TEXAS AFT LEGISLATIVE HOTLINE--TUESDAY, SEPTEMBER 22,
2009 (copyright 2009 Texas AFT) Local Texas AFT
Affiliates Use Consultation Process to Make Gains for All
Employees Several of Texas AFT's largest
local affiliates over the years have been elected by teachers
and other school employees to represent them in negotiations
with their districts on employee compensation and educational
policy. This year once again we have seen these locals score
significant wins for all employees district-wide as their
elected representative in this negotiating process known as
"consultation." Austin: For
instance, our Education Austin affiliate in Austin ISD used the
consultation process to ensure equitable pay raises for all
certified and classified employees this year. The school
district's draft budget presented to the school board at the
beginning of August contained no pay raise for classified
employees. Negotiating with the district administration,
Education Austin won a raise of 3 percent for everyone, embodied
in a formal, signed consultation agreement with the
superintendent, which the school board then duly
approved. Education Austin's advocacy via the
consultation process ensured that teachers, counselors,
librarians, and other certified staff received raises of $950
plus a step increase of $100 to $600 depending on years of
experience, with senior teachers receiving the largest raises.

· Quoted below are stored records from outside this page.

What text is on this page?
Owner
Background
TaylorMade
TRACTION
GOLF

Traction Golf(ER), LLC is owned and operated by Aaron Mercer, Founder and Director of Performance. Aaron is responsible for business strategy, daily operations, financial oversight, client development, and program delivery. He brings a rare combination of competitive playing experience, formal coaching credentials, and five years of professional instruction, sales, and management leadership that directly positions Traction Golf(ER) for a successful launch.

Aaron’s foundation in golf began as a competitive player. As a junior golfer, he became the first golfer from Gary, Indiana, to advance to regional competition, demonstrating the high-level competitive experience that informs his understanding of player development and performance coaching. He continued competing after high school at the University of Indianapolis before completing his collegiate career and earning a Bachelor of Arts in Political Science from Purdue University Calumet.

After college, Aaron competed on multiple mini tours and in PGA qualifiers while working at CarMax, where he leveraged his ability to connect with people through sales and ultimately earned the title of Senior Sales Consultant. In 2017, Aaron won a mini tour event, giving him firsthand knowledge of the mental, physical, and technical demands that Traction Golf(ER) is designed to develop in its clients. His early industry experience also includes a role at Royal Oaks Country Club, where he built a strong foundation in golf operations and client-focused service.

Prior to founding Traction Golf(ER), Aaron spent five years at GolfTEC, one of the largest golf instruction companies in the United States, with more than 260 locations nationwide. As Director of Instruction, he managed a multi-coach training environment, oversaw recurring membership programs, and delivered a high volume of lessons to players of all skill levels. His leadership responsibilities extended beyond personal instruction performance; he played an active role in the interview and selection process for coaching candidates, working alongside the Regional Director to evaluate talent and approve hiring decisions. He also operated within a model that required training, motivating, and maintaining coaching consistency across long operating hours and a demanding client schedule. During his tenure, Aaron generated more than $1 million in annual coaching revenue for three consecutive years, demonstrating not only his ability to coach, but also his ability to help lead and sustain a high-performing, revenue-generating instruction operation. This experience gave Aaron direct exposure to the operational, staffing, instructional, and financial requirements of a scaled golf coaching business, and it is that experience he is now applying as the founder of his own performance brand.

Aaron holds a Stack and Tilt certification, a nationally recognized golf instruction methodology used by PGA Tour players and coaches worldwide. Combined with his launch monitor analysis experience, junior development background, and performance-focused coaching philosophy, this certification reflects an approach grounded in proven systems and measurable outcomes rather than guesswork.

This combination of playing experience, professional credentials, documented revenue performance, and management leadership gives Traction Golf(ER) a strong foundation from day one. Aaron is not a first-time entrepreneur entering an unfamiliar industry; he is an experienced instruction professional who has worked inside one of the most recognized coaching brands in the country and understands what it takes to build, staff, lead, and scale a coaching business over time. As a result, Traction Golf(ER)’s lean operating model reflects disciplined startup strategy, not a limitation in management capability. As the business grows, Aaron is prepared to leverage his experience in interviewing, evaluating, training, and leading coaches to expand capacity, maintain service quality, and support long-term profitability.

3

The local union used consultation to talk the administration and
board into granting support personnel a comparable raise of 3
percent. San Antonio: The San
Antonio Alliance of Teachers and Support Personnel, our
affiliate in San Antonio ISD, also is the elected representative
of all district employees in consultation, and the San Antonio
Alliance likewise has put the consultation process to good use.
The administration and school board in San Antonio agreed to
give teachers an average increase of 4.9 percent this year. And
once again in this case our local affiliate won the district's
agreement on awarding the same percentage increase to support
personnel. The San Antonio Alliance scored as well on health
benefits, prevailing on the district to pay the full amount of a
pending increase in premiums for health insurance under plans
that cover the vast majority of employees.
Dallas: The story is the
same in Dallas ISD, where the Alliance-AFT, our largest
affiliate with 9,000-plus members, takes the lead in the
district's consultation process as the elected representative of
both certified and support personnel. Earlier this year the
Alliance-AFT used the consultation process as a megaphone to
amplify the voices of teachers resisting misuse of student test
scores in teacher evaluation and contract decisions. Thanks to
the Alliance-AFT's effective advocacy, the school administration
reversed course and dropped the objectionable
proposal. In back-to-school budget deliberations,
Alliance-AFT, like its counterparts in Austin and San Antonio,
has used budgetary savvy and its role as elected lead negotiator
in consultation to fight for and win equitable salary
improvements for all employees, including an overdue 3-percent
raise for support employees and a raise averaging 3.4 percent
for teachers and other instructional staff (with a minimum of
$1,701 in most circumstances). The moral of our
story is twofold: It pays to have a local consultation policy
that enables employees to vote in a democratic election for an
organization to represent them forcefully in talks with school
administrators. And it pays to elect one of Texas AFT's local
affiliates as your consultation representative!